November 17, 2021
Hip replacement insurance: A personal story

It’s an experience I fear will be etched on my mind for life. A sudden, sharp pain in my left hip struck me during a walk earlier this year. I struggled home, resting every hundred metres or so. Then I had the agony of climbing a long, steep set of stairs to my apartment. I had no pain killers.


After a mostly sleepless night, I took a tuk-tuk from my Phnom Penh, Cambodia, flat to the nearest hospital. A couple of hundred US dollars lighter, I was told X-rays showed I needed an emergency hip replacement. The ligaments between my pelvis and left hip had disappeared, ground down over my 62 years. It’s not an uncommon condition for people of my age.


I was sent to nearby specialist Chenda Polyclinic, where the diagnosis was confirmed. The doctor wanted to operate immediately but work commitments obliged me to wait three days, thankfully with a fistful of powerful painkillers.


I had very low-quality health insurance with work that I knew would not cover the approximately $4,700 bill. In fact it only paid out $2,760, leaving me around $2,000 short.


Fortunately, I had been persuaded to top up my insurance privately at a bargain annual price of some $2,000 with Regency for Expats Health Insurance. I was contacted by them blind but impressed with their manner, cover and knowledge, all delivered in a very reasonable and reassuring way. I’m now very glad I took up the offer – but it wasn’t all plain sailing.


Last year, in 2020, I fractured my lower left lumbar falling down some sharp stone steps. The consequent X-ray also included an image of my left hip, which showed a deterioration in my left hip ligaments.

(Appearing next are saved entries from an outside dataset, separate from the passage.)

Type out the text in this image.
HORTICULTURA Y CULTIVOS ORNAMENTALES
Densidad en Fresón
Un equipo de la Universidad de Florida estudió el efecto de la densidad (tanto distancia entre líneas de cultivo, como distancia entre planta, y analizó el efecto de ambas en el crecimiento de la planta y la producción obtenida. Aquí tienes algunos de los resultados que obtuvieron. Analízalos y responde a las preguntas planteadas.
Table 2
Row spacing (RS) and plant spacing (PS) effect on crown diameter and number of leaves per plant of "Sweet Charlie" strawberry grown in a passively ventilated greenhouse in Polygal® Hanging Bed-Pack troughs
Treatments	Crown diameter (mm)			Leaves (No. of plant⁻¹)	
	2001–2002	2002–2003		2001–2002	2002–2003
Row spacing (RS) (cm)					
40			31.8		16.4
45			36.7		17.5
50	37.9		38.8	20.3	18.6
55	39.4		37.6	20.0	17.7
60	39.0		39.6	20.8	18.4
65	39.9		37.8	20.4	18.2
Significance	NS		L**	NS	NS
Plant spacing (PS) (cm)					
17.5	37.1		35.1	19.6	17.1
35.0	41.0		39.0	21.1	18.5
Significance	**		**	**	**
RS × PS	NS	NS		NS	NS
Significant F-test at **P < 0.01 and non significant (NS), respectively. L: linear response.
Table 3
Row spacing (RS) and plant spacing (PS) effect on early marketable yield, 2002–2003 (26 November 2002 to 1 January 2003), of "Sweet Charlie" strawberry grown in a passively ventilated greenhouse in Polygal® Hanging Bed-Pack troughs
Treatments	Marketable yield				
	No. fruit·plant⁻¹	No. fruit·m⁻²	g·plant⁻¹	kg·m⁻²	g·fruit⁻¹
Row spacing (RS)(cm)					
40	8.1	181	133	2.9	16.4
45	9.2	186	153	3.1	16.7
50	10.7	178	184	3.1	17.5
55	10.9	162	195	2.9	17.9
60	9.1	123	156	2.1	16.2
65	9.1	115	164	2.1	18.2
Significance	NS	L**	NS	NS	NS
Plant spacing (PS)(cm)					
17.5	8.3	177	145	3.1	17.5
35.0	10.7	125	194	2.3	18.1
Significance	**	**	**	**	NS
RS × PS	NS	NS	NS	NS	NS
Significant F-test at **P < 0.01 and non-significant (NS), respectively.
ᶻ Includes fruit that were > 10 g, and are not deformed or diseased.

Regency’s comprehensive and forensic investigations discovered this old X-ray and, as we all know, insurance companies do not pay out on pre-existing conditions. I was told that my full bill for my new hip would not be paid. I was offered zero compensation. To make matters worse, my phone and computer had just died and, as group business editor of the newspaper Khmer Times, I desperately needed a new one of each. I was in dire financial trouble.


But persistence pays off.


After a lot of toing and froing by email and phone with Regency’s agents, who always remained calm, pleasant and reasonable, sometimes in the face of some loud and, in retrorespect, regrettable frustration from me, they agreed that relying on an old X-ray when I had no hip complaint and was not informed by my doctor that I would eventually require attention in the area, Regency happily agreed to fully top up my full bill. The relief was immense.


But what remains with me is the decency with which I was treated by the company. They fully sympathised with my situation. We had numerous conversations by email and on the phone. Their manner was always that of a very gentle nurse.



But I also took away some very important lessons from this experience. Check the small print on any contract. Be aware pre-existing conditions are rarely if ever compensated, take out insurance before often-predictable conditions emerge such as knee, hip and back damage start to appear and, finally, customer service is a very valuable asset. That latter skill sets Regency apart in my mind. I shall not forget the initial pain of the medical operation. Nor shall I forget how well I was personally treated.